Classement de la procédure à l'encontre d'une autre prévenue
Par ordonnance du 25 novembre 2025, le MPC a classé la procédure pénale à l'encontre d’une autre collaboratrice de CS, respectivement de Credit Suisse Group. Pendant la période des faits concernés, la prévenue était responsable du service compliance et membre de la direction de CS, respectivement de Credit Suisse Group, et également impliquée dans l’enquête précitée en matière de blanchiment d’argent.
En mars 2025, le Département fédéral des finances (DFF) a condamné la prévenue dans le cadre d’une procédure administrative séparée menée en lien avec les affaires de crédit avec le Mozambique pour violation de l’obligation de communiquer (conformément à l’art. 37 al. 1 LBA en lien avec l'art. 9 al. 1 LBA). Ce jugement a fait l'objet d’un recours devant le Tribunal pénal fédéral et n’est pas encore entré en force.
Comme les faits reprochés à la prévenue dans le cadre de la procédure devant le DFF sont en grande partie identiques à ceux faisant l'objet de la procédure du MPC, celui-ci a estimé qu’une nouvelle procédure parallèle n’était ni objectivement indiquée, ni opportune pour des raisons d’économie de procédure.
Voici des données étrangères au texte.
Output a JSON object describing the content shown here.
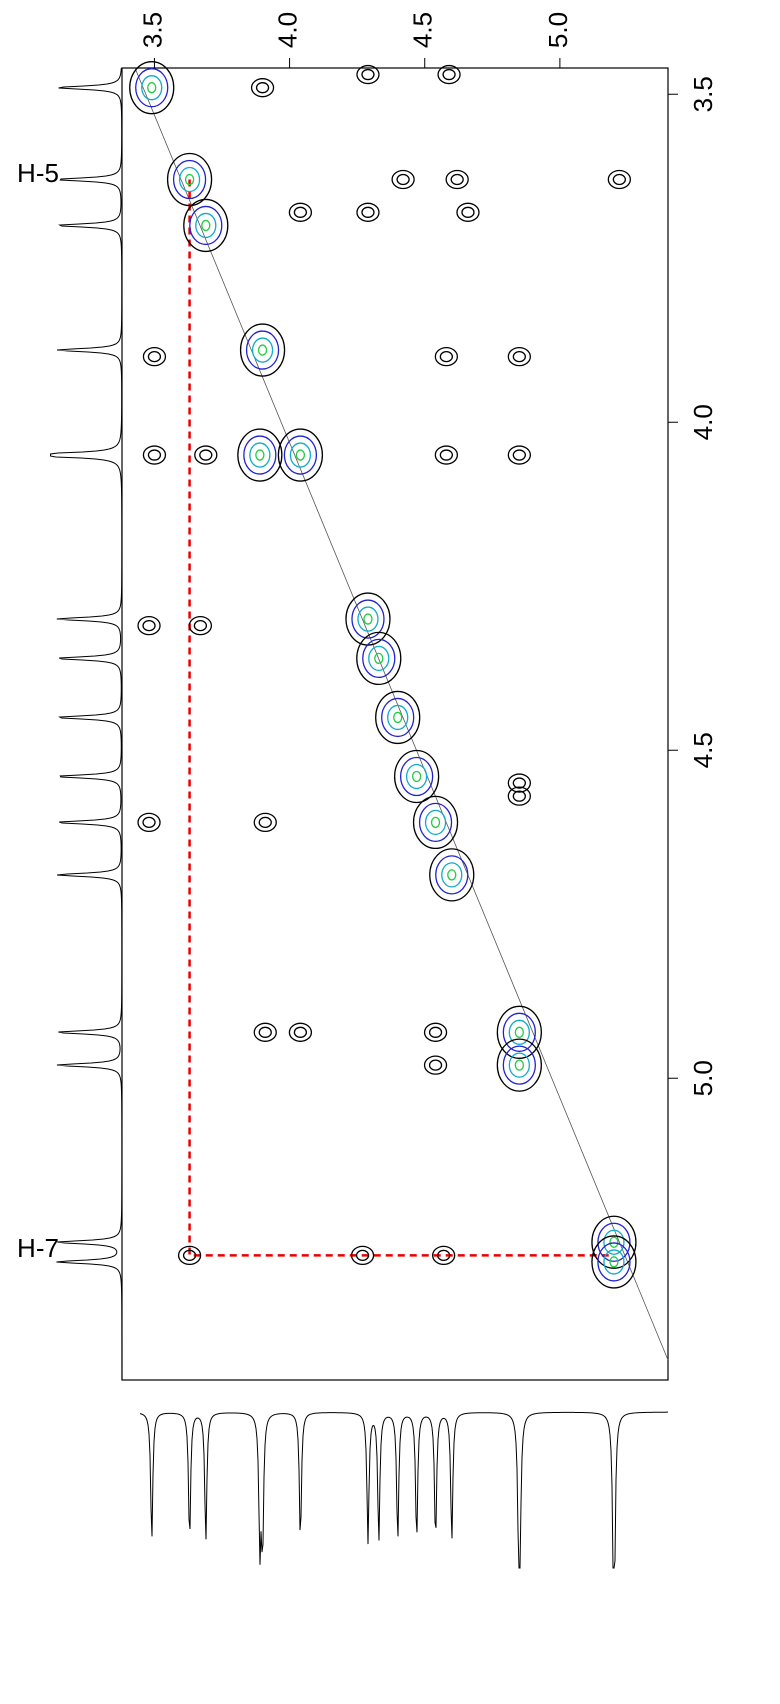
{
  "chart_data": {
    "type": "contour",
    "xlim": [
      3.38,
      5.4
    ],
    "xticks": [
      3.5,
      {
        "value": 4,
        "label": "4.0"
      },
      4.5,
      {
        "value": 5,
        "label": "5.0"
      }
    ],
    "ylim": [
      3.46,
      5.46
    ],
    "yticks": [
      3.5,
      {
        "value": 4,
        "label": "4.0"
      },
      4.5,
      {
        "value": 5,
        "label": "5.0"
      }
    ],
    "annotations": [
      "H-5",
      "H-7"
    ],
    "peaks": [
      {
        "f1": 3.49,
        "f2": 3.49
      },
      {
        "f1": 3.63,
        "f2": 3.63
      },
      {
        "f1": 3.69,
        "f2": 3.7
      },
      {
        "f1": 3.9,
        "f2": 3.89
      },
      {
        "f1": 4.04,
        "f2": 4.05
      },
      {
        "f1": 4.29,
        "f2": 4.3
      },
      {
        "f1": 4.33,
        "f2": 4.36
      },
      {
        "f1": 4.4,
        "f2": 4.45
      },
      {
        "f1": 4.47,
        "f2": 4.54
      },
      {
        "f1": 4.54,
        "f2": 4.61
      },
      {
        "f1": 4.6,
        "f2": 4.69
      },
      {
        "f1": 4.54,
        "f2": 4.93
      },
      {
        "f1": 4.54,
        "f2": 4.98
      },
      {
        "f1": 4.85,
        "f2": 4.93
      },
      {
        "f1": 4.85,
        "f2": 4.98
      },
      {
        "f1": 5.2,
        "f2": 5.25
      },
      {
        "f1": 5.2,
        "f2": 5.28
      },
      {
        "f1": 3.5,
        "f2": 3.9
      },
      {
        "f1": 3.5,
        "f2": 4.05
      },
      {
        "f1": 3.89,
        "f2": 4.05
      },
      {
        "f1": 3.69,
        "f2": 4.05
      },
      {
        "f1": 4.58,
        "f2": 3.9
      },
      {
        "f1": 4.58,
        "f2": 4.05
      },
      {
        "f1": 4.85,
        "f2": 3.9
      },
      {
        "f1": 4.85,
        "f2": 4.05
      },
      {
        "f1": 4.42,
        "f2": 3.63
      },
      {
        "f1": 4.62,
        "f2": 3.63
      },
      {
        "f1": 5.22,
        "f2": 3.63
      },
      {
        "f1": 4.04,
        "f2": 3.68
      },
      {
        "f1": 4.29,
        "f2": 3.68
      },
      {
        "f1": 4.66,
        "f2": 3.68
      },
      {
        "f1": 3.9,
        "f2": 3.49
      },
      {
        "f1": 4.29,
        "f2": 3.47
      },
      {
        "f1": 4.59,
        "f2": 3.47
      },
      {
        "f1": 3.63,
        "f2": 5.27
      },
      {
        "f1": 4.27,
        "f2": 5.27
      },
      {
        "f1": 4.57,
        "f2": 5.27
      },
      {
        "f1": 4.85,
        "f2": 4.55
      },
      {
        "f1": 4.85,
        "f2": 4.57
      },
      {
        "f1": 3.91,
        "f2": 4.93
      },
      {
        "f1": 4.04,
        "f2": 4.93
      },
      {
        "f1": 3.48,
        "f2": 4.31
      },
      {
        "f1": 3.67,
        "f2": 4.31
      },
      {
        "f1": 3.48,
        "f2": 4.61
      },
      {
        "f1": 3.91,
        "f2": 4.61
      }
    ]
  }
}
C'est pourquoi le MPC a classé la procédure pénale à l’encontre de la deuxième prévenue (art. 319 al. 1 lit. e du Code de procédure pénale suisse, CPP).
Dès son entrée en force, l’ordonnance de classement pourra être consultée ou demandée sous forme anonyme aux conditions usuelles en s’adressant au service juridique du MPC : rechtsdienst@ba.admin.ch.
Le Tribunal pénal fédéral est désormais compétent pour la suite de l'information aux médias. Comme de coutume, le MPC communiquera ses réquisitions de peine lors des débats. Enfin, il est rappelé ici que la présomption d’innocence prévaut jusqu’à l’entrée en force des jugements.